Retranscription: la gravité quantique à boucles – Podcast Science

The vanishing of the constraints, giving the physical phase space, are the four other Einstein equations. The background dependence of string theory can have important physical consequences, such as determining the number of quark generations. Using this the physical inner product is formally given by. Several research groups have attempted to combine LQG with other research programs: Parce que le gravitarion noir….


Podcast Science — Etes vous assez paresseux pour devenir riches…. LQG differs from string theory in that it is formulated in 3 and 4 dimensions and without supersymmetry or Kaluza-Klein extra dimensions, while the latter requires both to be true. Noncommutative geometrytwistor theoryentropic gravityasymptotic safety in quantum gravitycausal dynamical triangulationand group field theory.

That is, we construct what mathematicians call knot invariants.

There is the consistent gravitafion approach. These are the defining symmetry transformations of General Relativity since the theory is formulated only in terms of a differentiable manifold.

Loop quantum gravity – Wikipedia

They may help reconcile the spin quantiqus and canonical loop representation approaches. We start with the classical theory. The dynamics of such a theory are thus very different from that of ordinary Yang—Mills theory. Est ce que tu as un avis, David? A holonomy is a measure of how much the initial and final values of a spinor or vector differ after parallel transport around a closed loop; it is denoted.

And so we see that the Poisson bracket of two Gauss’ law is equivalent to a single Gauss’ law evaluated on the commutator of the smearings. English translation in Bohrpp.


The next chapter is about the classical theory, and studies how to discretise gravity in terms of first-order holonomy-flux variables. There were serious difficulties in promoting this quantity to a quantum operator. This result defines an explicit basis of states of quantum geometry, which turned out to be labelled by Roger Penrose ‘s spin networkswhich are graphs labelled by spins.


Thursday, April 19, – 2: The most well-developed applies to cosmology, called loop quantum cosmology LQCthe study of the early universe and the physics of the Big Bang. La nuit, tous les arbres sont-ils gris? To handle the spatial diffeomorphism constraint we need to go over to the loop representation.

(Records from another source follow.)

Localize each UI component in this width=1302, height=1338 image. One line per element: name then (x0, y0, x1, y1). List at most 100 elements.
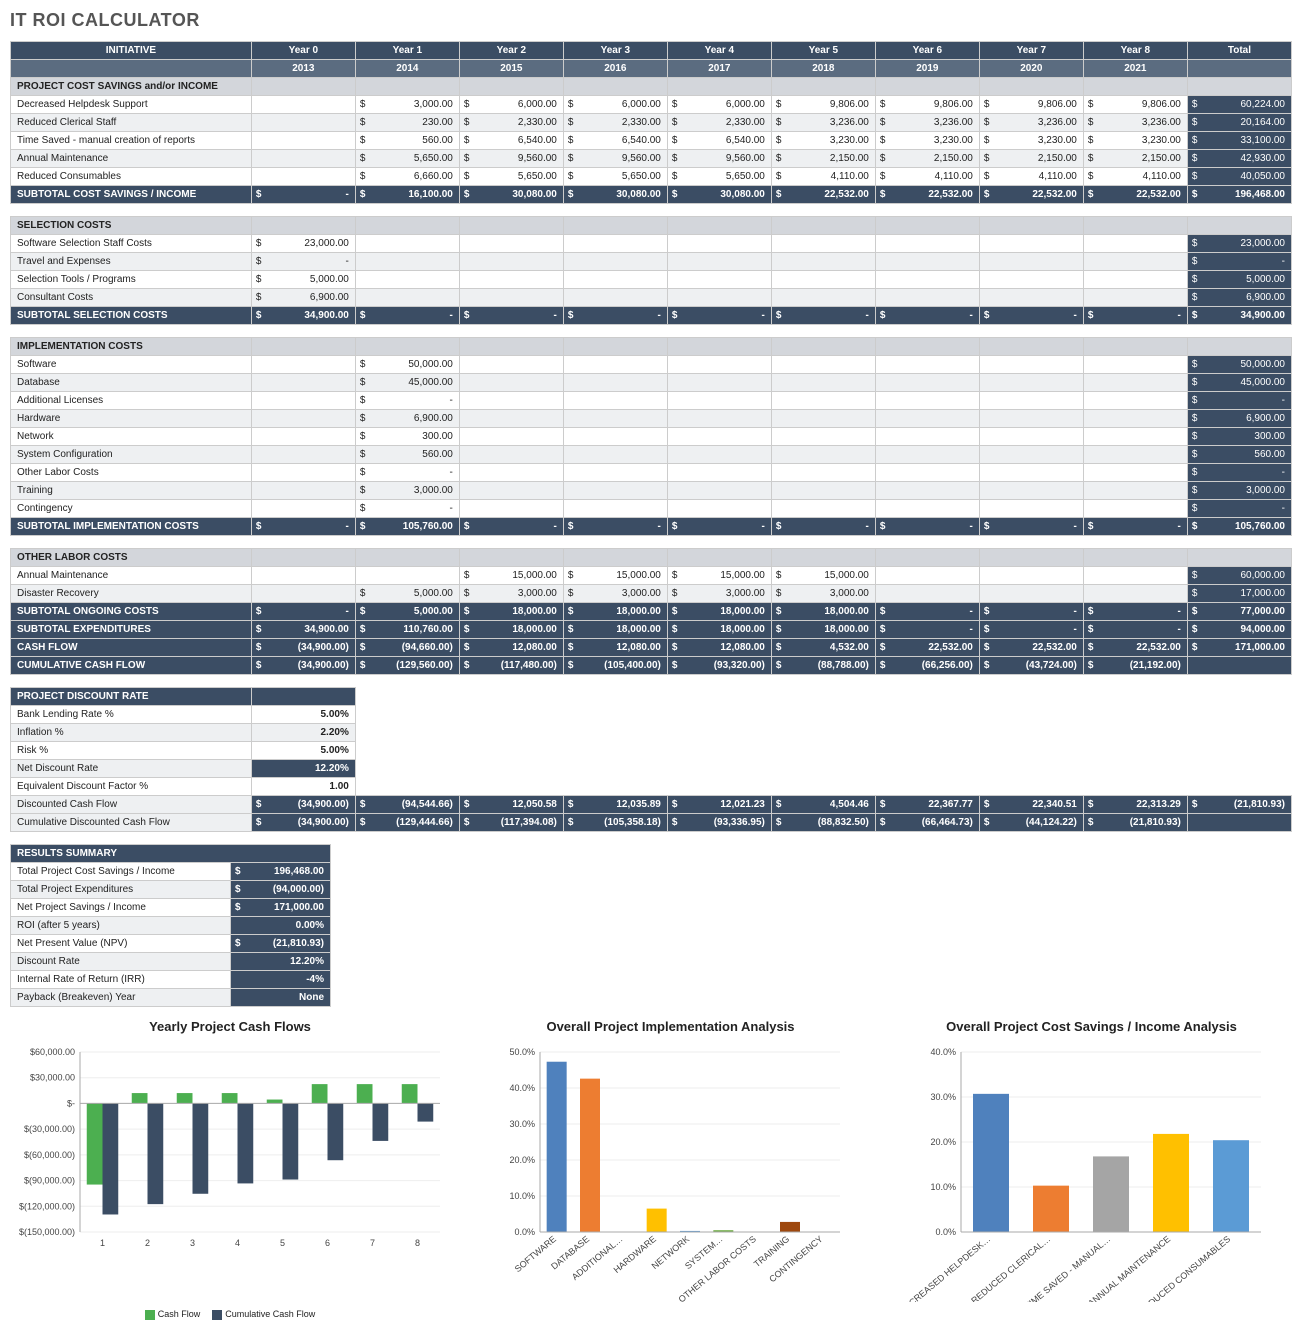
cell[interactable] (875, 464, 979, 482)
cell[interactable]: $9,560.00 (667, 150, 771, 168)
cell[interactable] (459, 289, 563, 307)
cell[interactable]: $15,000.00 (563, 567, 667, 585)
cell[interactable] (771, 392, 875, 410)
cell[interactable]: $3,000.00 (355, 482, 459, 500)
cell[interactable]: $6,000.00 (563, 96, 667, 114)
discount-row-val[interactable]: 12.20% (251, 760, 355, 778)
cell[interactable] (459, 482, 563, 500)
cell[interactable]: $15,000.00 (771, 567, 875, 585)
cell[interactable] (667, 253, 771, 271)
cell[interactable] (459, 500, 563, 518)
cell[interactable]: $5,650.00 (667, 168, 771, 186)
cell[interactable] (563, 235, 667, 253)
cell[interactable] (459, 392, 563, 410)
cell[interactable] (979, 374, 1083, 392)
cell[interactable]: $560.00 (355, 132, 459, 150)
discount-row-val[interactable]: 1.00 (251, 778, 355, 796)
cell[interactable]: $50,000.00 (1187, 356, 1291, 374)
cell[interactable] (771, 356, 875, 374)
cell[interactable] (771, 374, 875, 392)
cell[interactable] (355, 253, 459, 271)
cell[interactable]: $9,560.00 (459, 150, 563, 168)
cell[interactable] (771, 253, 875, 271)
cell[interactable] (1083, 356, 1187, 374)
cell[interactable]: $45,000.00 (1187, 374, 1291, 392)
cell[interactable] (355, 235, 459, 253)
cell[interactable]: $3,000.00 (667, 585, 771, 603)
cell[interactable] (563, 392, 667, 410)
cell[interactable] (875, 482, 979, 500)
cell[interactable]: $- (355, 500, 459, 518)
cell[interactable] (979, 271, 1083, 289)
cell[interactable] (1083, 410, 1187, 428)
cell[interactable] (979, 446, 1083, 464)
cell[interactable]: $2,330.00 (667, 114, 771, 132)
cell[interactable]: $3,236.00 (875, 114, 979, 132)
cell[interactable]: $3,230.00 (771, 132, 875, 150)
cell[interactable] (979, 235, 1083, 253)
cell[interactable]: $42,930.00 (1187, 150, 1291, 168)
cell[interactable]: $6,900.00 (1187, 410, 1291, 428)
cell[interactable] (875, 500, 979, 518)
cell[interactable]: $6,900.00 (1187, 289, 1291, 307)
cell[interactable]: $2,150.00 (875, 150, 979, 168)
cell[interactable] (1083, 500, 1187, 518)
cell[interactable]: $3,000.00 (563, 585, 667, 603)
cell[interactable]: $560.00 (1187, 446, 1291, 464)
cell[interactable]: $- (1187, 500, 1291, 518)
cell[interactable] (459, 253, 563, 271)
cell[interactable]: $3,236.00 (771, 114, 875, 132)
cell[interactable] (667, 464, 771, 482)
cell[interactable]: $3,230.00 (1083, 132, 1187, 150)
cell[interactable]: $6,000.00 (667, 96, 771, 114)
cell[interactable] (563, 428, 667, 446)
cell[interactable] (667, 392, 771, 410)
cell[interactable] (875, 446, 979, 464)
cell[interactable]: $50,000.00 (355, 356, 459, 374)
cell[interactable]: $6,660.00 (355, 168, 459, 186)
cell[interactable] (667, 374, 771, 392)
cell[interactable] (1083, 585, 1187, 603)
cell[interactable]: $6,900.00 (355, 410, 459, 428)
cell[interactable] (459, 356, 563, 374)
cell[interactable]: $- (1187, 253, 1291, 271)
cell[interactable] (251, 356, 355, 374)
cell[interactable]: $4,110.00 (1083, 168, 1187, 186)
discount-row-val[interactable]: 2.20% (251, 724, 355, 742)
cell[interactable]: $45,000.00 (355, 374, 459, 392)
cell[interactable] (459, 235, 563, 253)
cell[interactable]: $9,806.00 (979, 96, 1083, 114)
cell[interactable]: $6,540.00 (667, 132, 771, 150)
cell[interactable]: $3,000.00 (459, 585, 563, 603)
cell[interactable] (251, 500, 355, 518)
cell[interactable] (459, 271, 563, 289)
cell[interactable] (875, 428, 979, 446)
cell[interactable]: $15,000.00 (459, 567, 563, 585)
cell[interactable]: $5,000.00 (251, 271, 355, 289)
cell[interactable]: $- (1187, 392, 1291, 410)
cell[interactable]: $2,150.00 (771, 150, 875, 168)
cell[interactable]: $5,650.00 (355, 150, 459, 168)
cell[interactable] (355, 289, 459, 307)
cell[interactable]: $6,900.00 (251, 289, 355, 307)
cell[interactable] (251, 428, 355, 446)
cell[interactable] (667, 500, 771, 518)
cell[interactable] (771, 446, 875, 464)
discount-row-val[interactable]: 5.00% (251, 706, 355, 724)
cell[interactable]: $- (1187, 464, 1291, 482)
cell[interactable] (667, 428, 771, 446)
cell[interactable] (251, 464, 355, 482)
cell[interactable] (771, 428, 875, 446)
cell[interactable] (1083, 464, 1187, 482)
cell[interactable]: $300.00 (355, 428, 459, 446)
cell[interactable] (1083, 428, 1187, 446)
cell[interactable] (355, 271, 459, 289)
cell[interactable] (979, 428, 1083, 446)
cell[interactable]: $3,000.00 (355, 96, 459, 114)
discount-row-val[interactable]: 5.00% (251, 742, 355, 760)
cell[interactable] (459, 464, 563, 482)
cell[interactable]: $9,560.00 (563, 150, 667, 168)
cell[interactable] (251, 114, 355, 132)
cell[interactable]: $2,150.00 (1083, 150, 1187, 168)
cell[interactable] (251, 168, 355, 186)
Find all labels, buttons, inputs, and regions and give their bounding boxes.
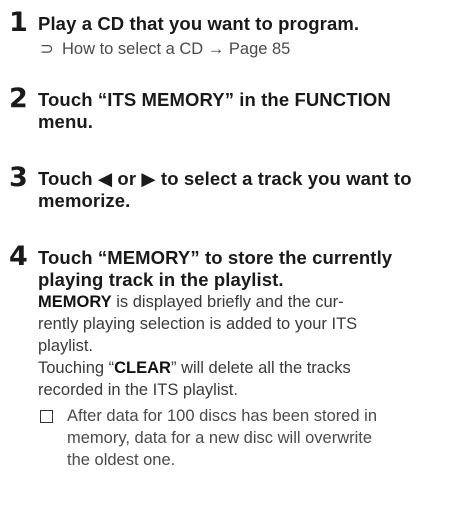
- reference-arrow-icon: ⊃: [40, 40, 54, 58]
- note-line: the oldest one.: [67, 451, 176, 469]
- body-line: MEMORY is displayed briefly and the cur-: [38, 293, 344, 311]
- step-heading: Touch ◀ or ▶ to select a track you want …: [38, 168, 456, 212]
- body-line: playlist.: [38, 337, 94, 355]
- note-line: After data for 100 discs has been stored…: [67, 407, 378, 425]
- bold-term: MEMORY: [38, 293, 112, 311]
- note-checkbox-icon: [40, 410, 53, 423]
- body-line: recorded in the ITS playlist.: [38, 381, 238, 399]
- step-body-paragraph: MEMORY is displayed briefly and the cur-…: [38, 291, 456, 401]
- heading-line: menu.: [38, 111, 93, 132]
- note-text: After data for 100 discs has been stored…: [67, 405, 457, 471]
- body-line: rently playing selection is added to you…: [38, 315, 358, 333]
- step-heading: Touch “MEMORY” to store the currently pl…: [38, 247, 456, 291]
- step-heading: Play a CD that you want to program.: [38, 13, 360, 34]
- step-number: 3: [9, 162, 28, 193]
- heading-line: Touch “ITS MEMORY” in the FUNCTION: [38, 89, 391, 110]
- cross-reference: ⊃ How to select a CD → Page 85: [40, 38, 290, 60]
- step-number: 4: [9, 241, 28, 272]
- step-heading: Touch “ITS MEMORY” in the FUNCTION menu.: [38, 89, 456, 133]
- heading-line: memorize.: [38, 190, 131, 211]
- step-number: 2: [9, 83, 28, 114]
- body-line: Touching “CLEAR” will delete all the tra…: [38, 359, 351, 377]
- cross-reference-text: How to select a CD → Page 85: [62, 40, 291, 58]
- step-number: 1: [9, 7, 28, 38]
- bold-term: CLEAR: [114, 359, 171, 377]
- heading-line: playing track in the playlist.: [38, 269, 284, 290]
- heading-line: Touch ◀ or ▶ to select a track you want …: [38, 168, 412, 189]
- note-line: memory, data for a new disc will overwri…: [67, 429, 373, 447]
- heading-line: Touch “MEMORY” to store the currently: [38, 247, 393, 268]
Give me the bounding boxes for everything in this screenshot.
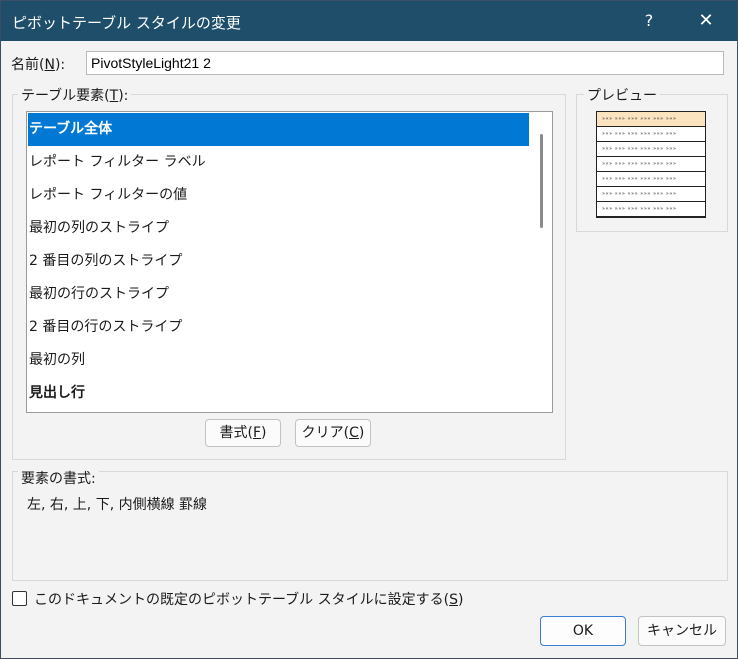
table-elements-list[interactable]: テーブル全体 レポート フィルター ラベル レポート フィルターの値 最初の列のストラ… xyxy=(26,111,553,413)
close-button[interactable]: ✕ xyxy=(688,6,724,36)
default-style-checkbox[interactable] xyxy=(12,591,27,606)
help-button[interactable]: ? xyxy=(631,6,667,36)
list-item[interactable]: 見出し行 xyxy=(28,377,529,410)
preview-cell-marker: »»» »»» »»» »»» »»» »»» xyxy=(602,116,677,122)
clear-button[interactable]: クリア(C) xyxy=(295,419,371,447)
scrollbar-thumb[interactable] xyxy=(540,134,543,228)
title-bar: ピボットテーブル スタイルの変更 ? ✕ xyxy=(1,1,737,41)
ok-button[interactable]: OK xyxy=(540,616,626,646)
list-item[interactable]: レポート フィルター ラベル xyxy=(28,146,529,179)
list-item[interactable]: 最初の行のストライプ xyxy=(28,278,529,311)
preview-row: »»» »»» »»» »»» »»» »»» xyxy=(597,202,705,217)
element-format-label: 要素の書式: xyxy=(18,468,99,488)
close-icon: ✕ xyxy=(698,10,714,31)
format-button[interactable]: 書式(F) xyxy=(205,419,281,447)
preview-row: »»» »»» »»» »»» »»» »»» xyxy=(597,112,705,127)
list-item[interactable]: 2 番目の行のストライプ xyxy=(28,311,529,344)
list-item[interactable]: 2 番目の列のストライプ xyxy=(28,245,529,278)
preview-row: »»» »»» »»» »»» »»» »»» xyxy=(597,172,705,187)
cancel-button[interactable]: キャンセル xyxy=(638,616,726,646)
preview-cell-marker: »»» »»» »»» »»» »»» »»» xyxy=(602,206,677,212)
name-input[interactable] xyxy=(86,51,724,75)
list-item[interactable]: テーブル全体 xyxy=(28,113,529,146)
preview-row: »»» »»» »»» »»» »»» »»» xyxy=(597,157,705,172)
element-format-value: 左, 右, 上, 下, 内側横線 罫線 xyxy=(27,497,208,513)
list-scrollbar[interactable] xyxy=(532,112,552,412)
preview-cell-marker: »»» »»» »»» »»» »»» »»» xyxy=(602,161,677,167)
default-style-label[interactable]: このドキュメントの既定のピボットテーブル スタイルに設定する(S) xyxy=(34,589,463,609)
preview-row: »»» »»» »»» »»» »»» »»» xyxy=(597,142,705,157)
preview-cell-marker: »»» »»» »»» »»» »»» »»» xyxy=(602,146,677,152)
preview-cell-marker: »»» »»» »»» »»» »»» »»» xyxy=(602,131,677,137)
element-format-group: 要素の書式: xyxy=(12,468,728,581)
dialog-title: ピボットテーブル スタイルの変更 xyxy=(12,14,241,32)
list-item[interactable]: レポート フィルターの値 xyxy=(28,179,529,212)
name-label: 名前(N): xyxy=(11,57,66,73)
preview-label: プレビュー xyxy=(584,85,660,105)
list-item[interactable]: 最初の列 xyxy=(28,344,529,377)
table-elements-label: テーブル要素(T): xyxy=(18,85,132,105)
list-item[interactable]: 最初の列のストライプ xyxy=(28,212,529,245)
preview-row: »»» »»» »»» »»» »»» »»» xyxy=(597,187,705,202)
preview-cell-marker: »»» »»» »»» »»» »»» »»» xyxy=(602,176,677,182)
preview-cell-marker: »»» »»» »»» »»» »»» »»» xyxy=(602,191,677,197)
preview-row: »»» »»» »»» »»» »»» »»» xyxy=(597,127,705,142)
preview-grid: »»» »»» »»» »»» »»» »»» »»» »»» »»» »»» »… xyxy=(596,111,706,218)
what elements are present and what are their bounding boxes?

We consider Gauss’ law only. The configuration variable gets promoted to a quantum operator via:. We solve, at least approximately, all the quantum constraint equations and for the physical inner product to make physical predictions.

The Chiral Structure of Loop Quantum Gravity

In this gravittation we have a generalized projection operator on the new space of states. The use of Wilson loops explicitly solves the Gauss gauge constraint.

The canonical approach seeks to solve the Wheeler–DeWitt equation and find the physical states of the theory. In general relativity, general covariance is intimately related to “diffeomorphism invariance”.